A/B Testing Sample Size: How Much Traffic You Need

A/B Testing Sample Size: How to Calculate It, Why It Matters, and What to Do When You Don’t Have Enough

49,000 Visitors needed per variation (2% CVR, 20% MDE)

14 days Minimum test duration regardless of sample

80% Standard statistical power (1-beta)

2× Traffic needed for a standard A/B test

Sample size is the make-or-break factor in A/B testing. Run a test with too few visitors and your results are meaningless. Require too many and you’ll never finish a test. This guide covers everything you need to know.

The Sample Size Formula

Sample size per variation depends on four inputs:

Baseline conversion rate (p) — Your current conversion rate
Minimum Detectable Effect (MDE) — The smallest improvement worth detecting
Significance level (alpha) — Typically 0.05 (95% confidence)
Statistical power (1-beta) — Typically 0.80 (80% power)

Simplified formula:

n = (16 x p x (1-p)) / (MDE)^2

Where MDE is the absolute change in conversion rate (not relative).

Quick Reference Table

Baseline CVR	MDE (relative)	MDE (absolute)	Sample per variation
1%	20%	0.2%	~196,000
2%	20%	0.4%	~49,000
2%	10%	0.2%	~196,000
3%	15%	0.45%	~29,000
3%	10%	0.3%	~65,000
5%	10%	0.5%	~24,000
5%	20%	1.0%	~6,100
10%	10%	1.0%	~5,800
10%	5%	0.5%	~23,000

Key relationships:

Halving MDE means 4x the sample size (detecting smaller effects requires exponentially more data)
Higher baseline CVR means smaller sample needed (more “signal” in the data)
More variations means more total sample needed (traffic is split more ways)

Understanding MDE: The Most Important Decision

Note: MDE is the single most important input in sample size calculation.
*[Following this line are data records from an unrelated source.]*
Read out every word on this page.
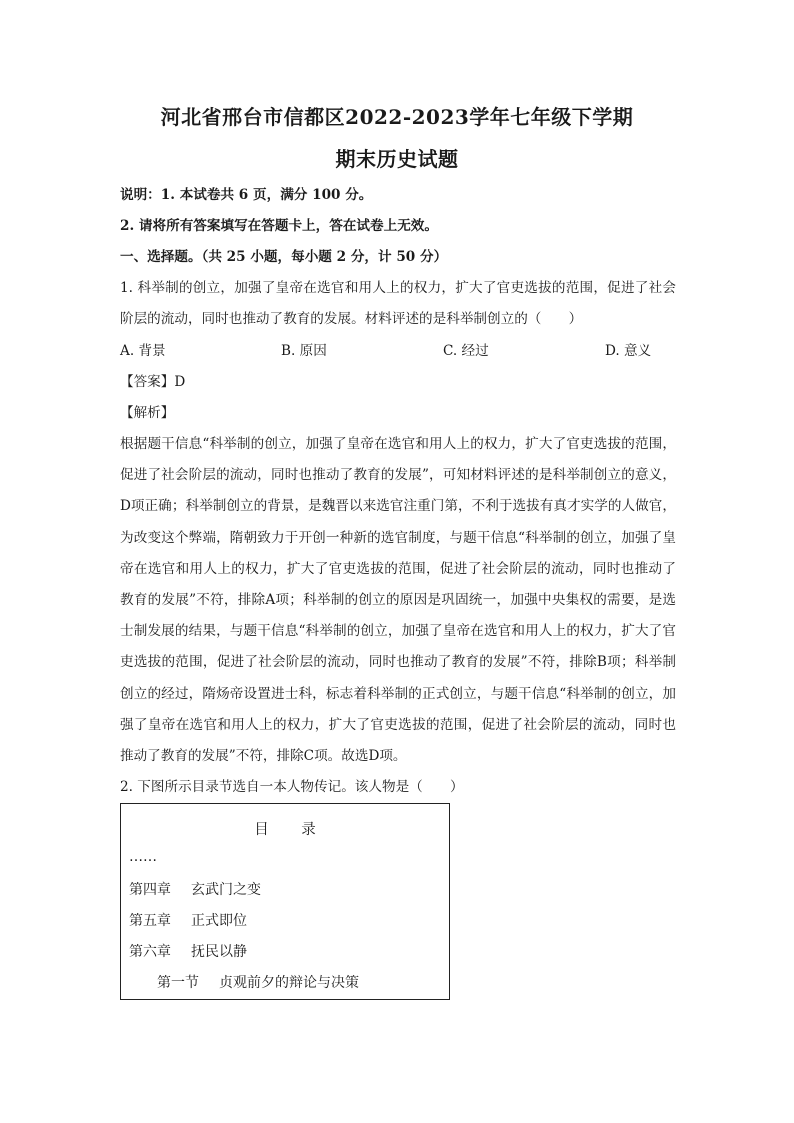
河北省邢台市信都区2022-2023学年七年级下学期
期末历史试题
说明：1. 本试卷共 6 页，满分 100 分。
2. 请将所有答案填写在答题卡上，答在试卷上无效。
一、选择题。（共 25 小题，每小题 2 分，计 50 分）

1. 科举制的创立，加强了皇帝在选官和用人上的权力，扩大了官吏选拔的范围，促进了社会阶层的流动，同时也推动了教育的发展。材料评述的是科举制创立的（　　）

A. 背景	B. 原因	C. 经过	D. 意义
【答案】D
【解析】

根据题干信息“科举制的创立，加强了皇帝在选官和用人上的权力，扩大了官吏选拔的范围，促进了社会阶层的流动，同时也推动了教育的发展”，可知材料评述的是科举制创立的意义，D项正确；科举制创立的背景，是魏晋以来选官注重门第，不利于选拔有真才实学的人做官，为改变这个弊端，隋朝致力于开创一种新的选官制度，与题干信息“科举制的创立，加强了皇帝在选官和用人上的权力，扩大了官吏选拔的范围，促进了社会阶层的流动，同时也推动了教育的发展”不符，排除A项；科举制的创立的原因是巩固统一，加强中央集权的需要，是选士制发展的结果，与题干信息“科举制的创立，加强了皇帝在选官和用人上的权力，扩大了官吏选拔的范围，促进了社会阶层的流动，同时也推动了教育的发展”不符，排除B项；科举制创立的经过，隋炀帝设置进士科，标志着科举制的正式创立，与题干信息“科举制的创立，加强了皇帝在选官和用人上的权力，扩大了官吏选拔的范围，促进了社会阶层的流动，同时也推动了教育的发展”不符，排除C项。故选D项。

2. 下图所示目录节选自一本人物传记。该人物是（　　）
目 录
……
第四章 玄武门之变
第五章 正式即位
第六章 抚民以静
第一节 贞观前夕的辩论与决策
It’s not a statistical concept — it’s a business decision. You’re choosing: “What’s the smallest improvement I care about detecting?” Small MDE (5%) requires huge sample and catches small wins. Medium MDE (10-15%) is a balanced approach, standard for most tests. Large MDE (20%+) requires small sample but only catches big wins.

How to choose your MDE:

For high-traffic pages (10K+ daily visitors): 10% relative MDE
For medium-traffic pages (2-10K daily): 15% relative MDE
For low-traffic pages (under 2K daily): 20%+ relative MDE, or don’t A/B test

What If You Don’t Have Enough Traffic?

If your calculated sample size requires months of testing, you have options:

1. Test Bigger Changes (Increase MDE)

Instead of testing a button color, test a completely different page layout or value proposition. Bigger changes produce bigger effects, requiring fewer visitors.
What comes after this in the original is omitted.